Il avait fait des armes à trois reprises, chez trois maîtres d’armes différents. Chaque fois, au bout de quelques semaines, il avait quitté la salle sans prévenir, en abandonnant ses fournitures complètes, veste, gants, sandales et masque, qu’il avait payées en entrant. Il les laissait perdre, n’osant plus revenir à la salle, craignant d’être obligé de donner des explications au maître d’armes, et de s’excuser de cet abandon brusque après des leçons si cordiales, terminées par des vermouts qu’il se résignait à offrir joyeusement et se contraignait à boire.

Il se décide donc à reprendre des leçons dans une autre salle, bercé de l’illusion qu’il va devenir rapidement très fort, grâce à des dispositions exceptionnelles et surtout à son génie, qui lui permettra d’inventer certains coups spéciaux.

Il n’a pas des muscles d’athlète, mais il dit souvent : « Je suis très nerveux. »

Il se voit allant sur le pré avec André Bardot et le transperçant dès la première reprise. Puis il essuie son épée toute sanglante sur sa manche gauche et regarde les témoins et la nombreuse assistance, comme pour dire : A qui le tour ?

Il va lui-même chez Berthe Voraud annoncer la blessure mortelle d’André Bardot, avec toute la dignité que comportent d’aussi graves circonstances. La jeune fille se jette en pleurant dans ses bras.

Pourquoi Julius prétendait-il qu’elle était maigre ? Daniel la revoit dans sa robe de bal. Elle avait les épaules pleines, pas de salières ; la ligne de la clavicule soulevait à peine la peau. Ses bras étaient loin d’être grêles au-dessus des gants très longs qui lui montaient plus haut que le coude et qu’elle remontait fréquemment, sur son bras droit tendu, de sa rapide petite main gauche puis sur son bras gauche, de son énergique petit poing droit, qui serrait son éventail fermé.

L’idée qu’il aurait, près de lui, appuyée sur son épaule, la tête fine et blonde de Berthe Voraud, l’affola.

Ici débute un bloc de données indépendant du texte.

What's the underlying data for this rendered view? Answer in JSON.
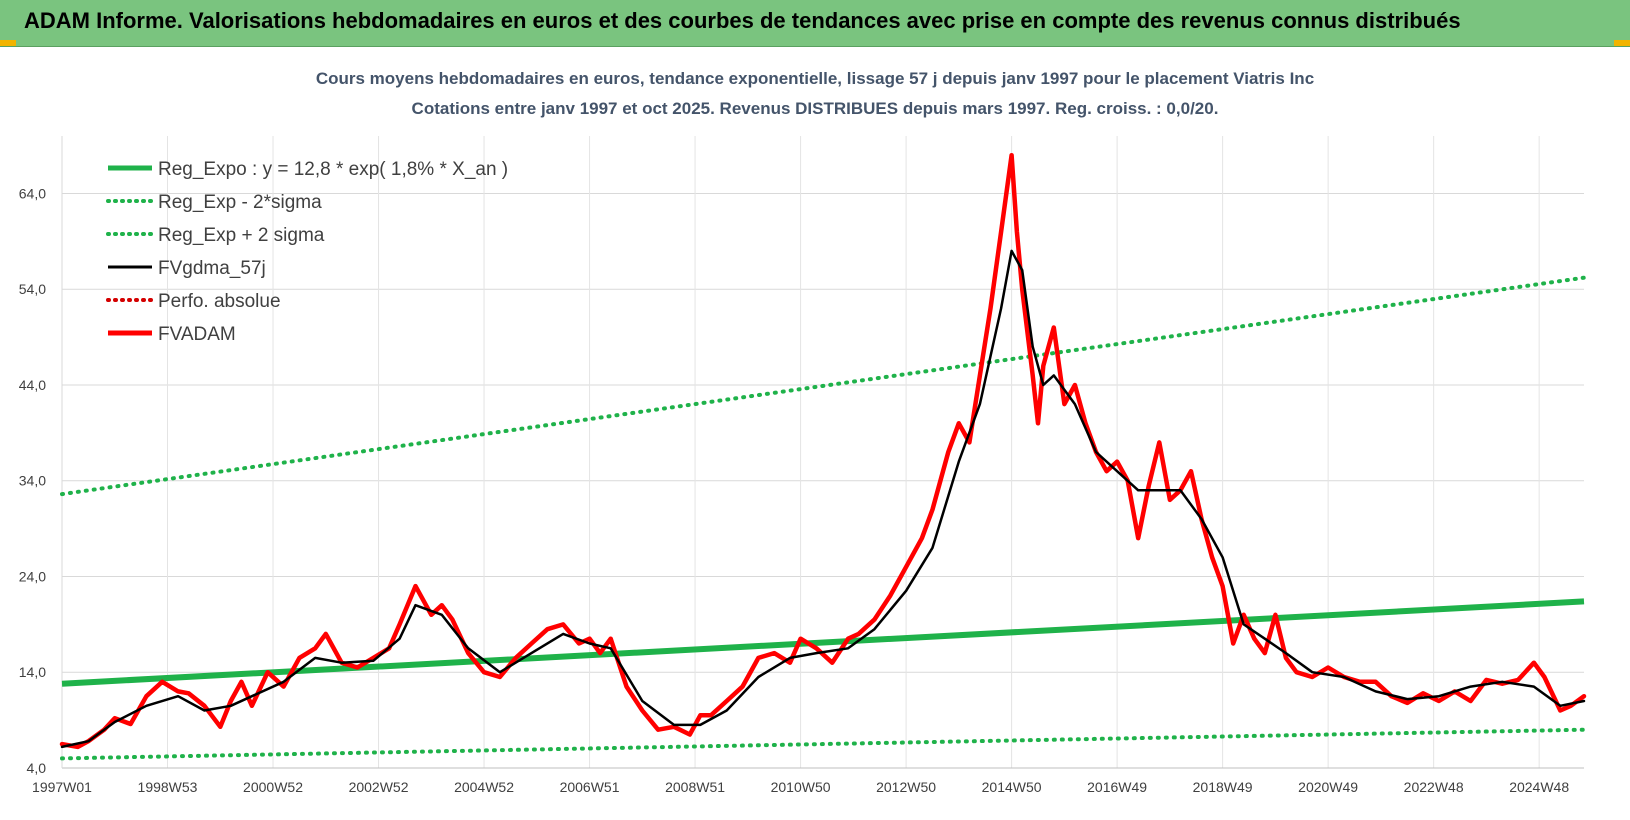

Il sauta de son lit, parcourut sa chambre avec impatience. Il s’assit ensuite à sa table et lut quelques pages de droit. Puis il se leva à nouveau, ouvrit machinalement la porte de la salle à manger. Il aperçut une ouvrière en train de coudre et se souvint que c’était mardi, le jour de Mlle Pidarcet, qui, le matin, travaillait dans la lingerie, et l’après-midi dans la salle à manger, où la lumière était meilleure.

Daniel vit bien qu’il irait embrasser ce jour-là Mlle Pidarcet et la serrer dans ses bras, comme chaque fois qu’il se trouvait seul avec elle dans l’appartement.

Mlle Pidarcet, depuis sa naissance, était âgée de vingt-huit ans. Elle avait de petites frisures noires sur le front, un teint blanc et luisant, des yeux gris et des lèvres minces, qu’elle fronçait pour travailler.

Pendant une année, Daniel avait tourné autour d’elle. Il venait étudier son droit dans la salle à manger pendant qu’elle s’y trouvait. Elle lisait beaucoup, le soir, chez elle, était abonnée au Voleur et à la Famille, et à un cabinet de lecture où elle prenait tour à tour, suivant les conseils de l’un ou de l’autre, la Vénus de Gordes, les Nuits de Londres, et l’Itinéraire de Paris à Jérusalem. Daniel lui prêta Cruelle Énigme et André Cornélis.